L’Expo di Milano 2015 avrà, come è già stato ampiamente scritto, anche un forte impatto sul tessuto urbano del capoluogo lombardo. Non solo il sito espositivo in sé, non solo le infrastrutture necessarie per affrontare l’alto numero di visitatori che arriveranno ma anche la messa in movimento di tutto il contesto urbano. Già i soliti catastrofisti all’Adriano Celentano hanno gridato alle prossime colate di cemento. E peraltro mentre si definisce, molto faticosamente, la macchina organizzativa per la prossima esposizione internazionale, a Milano si discute anche del nuovo strumento di programmazione urbanistica, “il piano di governo del territorio”. Che come avviene abitualmente per un’amministarzione di centrodestra (i piani del centrosinistra come quella di Walter Veltroni vengono “attaccati” solo dopo le elezioni), è già sottoposto a un intenso cannoneggiamento. Marco Vitale ha parlato di sacco di Milano sul Riformista. L’economista-consulente assume normalmente scandalizzate posizioni di denuncia contro le iniziative in cui non partecipa.
Le idee di Carlo Masseroli, assessore all’urbanisitca meneghino, sono ragionevoli: al contrario di quel che ha fatto la Roma veltroniana, si propone di compattare la città, incrementando la residenza “popolare”, con edilizia convenzionata e in affitto a costi contrattati. A questo fine mette sul piatto un incremento degli indici di edificabilità. Altre sue idee sono mirate a disegnare i vuoti urbanistici (con verde e infrastrutture), a temperare il carattere monocentrico della città d’Ambrogio (si pensa di costruire alcuni poli come quello Rho-Fiera che modifichino la logica radiale e concentrica della viabilità milanese). L’obiettivo fissato dall’assessore è una città di due milioni di abitanti per il 2030. Oggi i residenti ufficiali sono un milione e centocinquantamila, mentre con immigrati e studenti interessati a vivere in città si arriva a 1 milione e 650 mila.

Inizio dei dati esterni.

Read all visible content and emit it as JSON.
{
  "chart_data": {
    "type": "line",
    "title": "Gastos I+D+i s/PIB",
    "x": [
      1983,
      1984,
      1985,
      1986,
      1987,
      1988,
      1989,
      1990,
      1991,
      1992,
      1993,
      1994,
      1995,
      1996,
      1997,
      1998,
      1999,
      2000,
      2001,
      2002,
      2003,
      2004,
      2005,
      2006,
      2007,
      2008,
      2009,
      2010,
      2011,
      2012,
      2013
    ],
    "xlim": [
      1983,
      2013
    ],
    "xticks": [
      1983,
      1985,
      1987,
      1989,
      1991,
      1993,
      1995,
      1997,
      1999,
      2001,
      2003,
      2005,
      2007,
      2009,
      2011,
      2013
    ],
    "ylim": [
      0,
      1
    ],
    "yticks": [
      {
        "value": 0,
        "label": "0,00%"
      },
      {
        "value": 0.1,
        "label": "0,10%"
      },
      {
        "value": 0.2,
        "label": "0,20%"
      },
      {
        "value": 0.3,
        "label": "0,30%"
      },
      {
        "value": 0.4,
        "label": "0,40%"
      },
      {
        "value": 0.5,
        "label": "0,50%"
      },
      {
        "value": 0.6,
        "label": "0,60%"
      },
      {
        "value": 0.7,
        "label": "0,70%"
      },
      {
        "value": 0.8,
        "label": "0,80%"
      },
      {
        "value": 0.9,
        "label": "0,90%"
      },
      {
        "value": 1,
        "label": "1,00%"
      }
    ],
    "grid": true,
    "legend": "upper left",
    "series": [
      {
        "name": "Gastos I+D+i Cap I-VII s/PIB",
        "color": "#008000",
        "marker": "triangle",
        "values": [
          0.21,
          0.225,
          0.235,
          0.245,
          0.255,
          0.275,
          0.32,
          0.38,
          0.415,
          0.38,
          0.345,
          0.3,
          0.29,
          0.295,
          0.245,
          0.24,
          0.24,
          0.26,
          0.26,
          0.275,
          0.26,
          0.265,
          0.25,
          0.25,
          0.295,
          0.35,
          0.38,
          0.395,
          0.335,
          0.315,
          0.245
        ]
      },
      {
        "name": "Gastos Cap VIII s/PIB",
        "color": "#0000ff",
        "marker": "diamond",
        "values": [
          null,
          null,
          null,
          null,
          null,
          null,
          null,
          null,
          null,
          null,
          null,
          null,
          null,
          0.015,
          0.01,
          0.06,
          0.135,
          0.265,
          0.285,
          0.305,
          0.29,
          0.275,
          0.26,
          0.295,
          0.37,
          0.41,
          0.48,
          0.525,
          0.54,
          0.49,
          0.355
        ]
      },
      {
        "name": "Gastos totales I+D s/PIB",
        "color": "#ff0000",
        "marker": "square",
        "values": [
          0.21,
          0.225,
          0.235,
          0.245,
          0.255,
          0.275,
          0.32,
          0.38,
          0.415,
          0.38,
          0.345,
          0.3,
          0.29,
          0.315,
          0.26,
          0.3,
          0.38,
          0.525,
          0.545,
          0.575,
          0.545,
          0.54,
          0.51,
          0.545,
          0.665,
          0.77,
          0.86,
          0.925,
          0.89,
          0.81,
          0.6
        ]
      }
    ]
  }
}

Insomma non mi sembra che ci si trovi di fronte a dichiarazioni cementiero-sovversive, a un attentato degli immobiliaristi alla città. Più che al troppo cemento, bisognerebbe porgere attenzione alle parole di Claudio De Albertis, storico punto di riferimento dei costruttori milanesi e già presidente nazionale dei costruttori (Ance), che appare perplesso sulla possibilità di costruire tanta edilizia convenzionata in questa situazione e incredulo che basti modificare gli indici di edificabilità per raggiungere gli obiettivi.
Le idee milanesi, poi, per il resto appaiono abbastanza calibrate: i piani rigidi che assegnavano licenze per costruire secondo standard astratti (residenza abitativa, terziario, industria) non funzionano più in una società postindustriale. Meglio uno strumento più flessibile che consenta di raggiungere alcuni obiettivi: innanzi tutto quello della residenza popolare, poi quello di integrare meglio insediamenti e trasporti, riflettendo sulle linee di mobilità che si stanno costruendo anche in vista dell’Expo. Infine ridisegnando le zone milanesi ancora incomplete. Anche se sarebbe opportuno lasciarsi qualche area di riserva per il futuro.
Naturalmente maggiore flessibilità coincide con maggiore discrezionalità. Abbiamo detto che il solito scandalismo che accompagna le scelte di Palazzo Marino è non solo petulante ma anche scontato. Condividiamo le dichiarazioni di Masseroli su Salvatore Ligresti che rappresenta una risorsa per Milano, non certamente un nemico. E di fatto tra i suoi principali collaboratori c’è oggi quel Bruno Ferrante che era candidato del centrosinistra contro Letizia Moratti. Detto questo maggiore discrezionalità non può non significare anche massima trasparenza e neutralità della pubblica amministrazione rispetto ai vari operatori. Un criterio che è bene avere ben chiaro in mente quando si esporranno le linee del piano e che poi dovrà essere tenuto ben fermo nel momento delle scelte.